Wat de aanpassing op de Europese ontwikkelingen betreft, past de opmerking dat het Europa zonder grenzen is ingegeven vanuit de doelstelling tot vrij handelsverkeer van producten en diensten en niet zozeer vanuit uniformering van bouwvoorschriften in de verschillende Lidstaten van de Europese Unie. Daarbij speelt mede een rol dat het in voorbereiding zijnde Europese normblad niet als Europese geharmoniseerd normblad zal worden aangemerkt en dientengevolge implementatie in de wet- en regelgeving niet verplicht is. Daar komt nog bij dat de europese ontwikkelingen er op duiden dat dat normblad niet zonder meer geschikt is voor toepassing in het kader van een aanvraag om bouwvergunning, maar veeleer is geschreven vanuit de idee om mede op basis van niet bouwkundige kenmerken, zoals het feitelijk gebruik van een gebouw, te komen tot een voorspelling van het energiegebruik.
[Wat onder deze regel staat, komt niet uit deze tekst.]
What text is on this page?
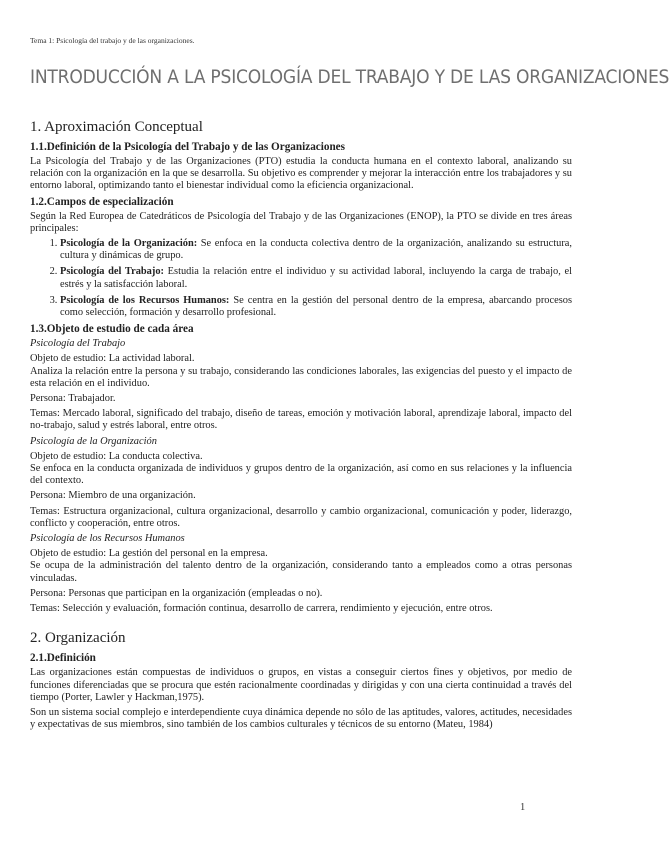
Tema 1: Psicología del trabajo y de las organizaciones.
INTRODUCCIÓN A LA PSICOLOGÍA DEL TRABAJO Y DE LAS ORGANIZACIONES
1. Aproximación Conceptual
1.1.Definición de la Psicología del Trabajo y de las Organizaciones

La Psicología del Trabajo y de las Organizaciones (PTO) estudia la conducta humana en el contexto laboral, analizando su relación con la organización en la que se desarrolla. Su objetivo es comprender y mejorar la interacción entre los trabajadores y su entorno laboral, optimizando tanto el bienestar individual como la eficiencia organizacional.

1.2.Campos de especialización

Según la Red Europea de Catedráticos de Psicología del Trabajo y de las Organizaciones (ENOP), la PTO se divide en tres áreas principales:

1. Psicología de la Organización: Se enfoca en la conducta colectiva dentro de la organización, analizando su estructura, cultura y dinámicas de grupo.
2. Psicología del Trabajo: Estudia la relación entre el individuo y su actividad laboral, incluyendo la carga de trabajo, el estrés y la satisfacción laboral.
3. Psicología de los Recursos Humanos: Se centra en la gestión del personal dentro de la empresa, abarcando procesos como selección, formación y desarrollo profesional.
1.3.Objeto de estudio de cada área
Psicología del Trabajo

Objeto de estudio: La actividad laboral.

Analiza la relación entre la persona y su trabajo, considerando las condiciones laborales, las exigencias del puesto y el impacto de esta relación en el individuo.

Persona: Trabajador.

Temas: Mercado laboral, significado del trabajo, diseño de tareas, emoción y motivación laboral, aprendizaje laboral, impacto del no-trabajo, salud y estrés laboral, entre otros.

Psicología de la Organización

Objeto de estudio: La conducta colectiva.

Se enfoca en la conducta organizada de individuos y grupos dentro de la organización, así como en sus relaciones y la influencia del contexto.

Persona: Miembro de una organización.

Temas: Estructura organizacional, cultura organizacional, desarrollo y cambio organizacional, comunicación y poder, liderazgo, conflicto y cooperación, entre otros.

Psicología de los Recursos Humanos

Objeto de estudio: La gestión del personal en la empresa.

Se ocupa de la administración del talento dentro de la organización, considerando tanto a empleados como a otras personas vinculadas.

Persona: Personas que participan en la organización (empleadas o no).

Temas: Selección y evaluación, formación continua, desarrollo de carrera, rendimiento y ejecución, entre otros.

2. Organización
2.1.Definición

Las organizaciones están compuestas de individuos o grupos, en vistas a conseguir ciertos fines y objetivos, por medio de funciones diferenciadas que se procura que estén racionalmente coordinadas y dirigidas y con una cierta continuidad a través del tiempo (Porter, Lawler y Hackman,1975).

Son un sistema social complejo e interdependiente cuya dinámica depende no sólo de las aptitudes, valores, actitudes, necesidades y expectativas de sus miembros, sino también de los cambios culturales y técnicos de su entorno (Mateu, 1984)

1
Voorts is aangedrongen op een goede voorlichting en opleiding van de gehele bouwkolom voordat het wijzigingsbesluit van kracht wordt. In dit verband wordt opgemerkt dat tussen plaatsing van het wijzigingsbesluit in het Staatsblad en de feitelijke inwerkingtreding daarvan, aandacht is gegeven aan het opleiden van specifieke doelgroepen, zoals de gemeenteambtenaren die zijn belast met het toezicht op het bouwen en wonen, de leden van de verschillende brancheverenigingen (BNA, ONRI, VNI, UNETO e.d.) en de gebruikers (opdrachtgevers, beleggers, uitvoerend bouwbedrijven e.d.) van de normbladen NEN 5128 en NEN 2916 en de bijbehorende, door het NNI uitgebrachte nederlandse praktijkrichtlijnen. Met de voorlichting over de energieprestatienormen, waarnaar het wijzigingsbesluit verwijst, is het Nederlands Normalisatie-instituut, mede op aandringen van de Ministeries van Economische Zaken en van Volkshuisvesting, Ruimtelijke Ordening en Milieubeheer en de bouwpraktijk, al in het begin van 1995 gestart. Verder is voorzien in een opleidingstraject dat, zodra het wijzigingsbesluit in het Staatsblad was gepubliceerd, van start is gegaan. Voorts zijn nog enige hulpmiddelen voor de bouwpraktijk ontwikkeld, zoals een specifiek op de energieprestatie geënte brochure, die is uitgebracht door het Ministerie van Volkshuisvesting, Ruimtelijke Ordening en Milieubeheer en enkele Novem publicaties, zoals een handleiding voor de praktijk en een variantenboek, waarin enige alternatieve uitvoeringsmogelijkheden met de daaruit voortvloeiende energieprestatiecoëfficiënten, zijn beschreven. Ook het mede door het Ministerie van Volkshuisvesting, Ruimtelijke ordening en Milieubeheer ontwikkelde geautomatiseerde Bouwbesluit Consultatiesysteem (BCS) is aan het onderhavige besluit aangepast ten behoeve van de gebruikers van dat systeem.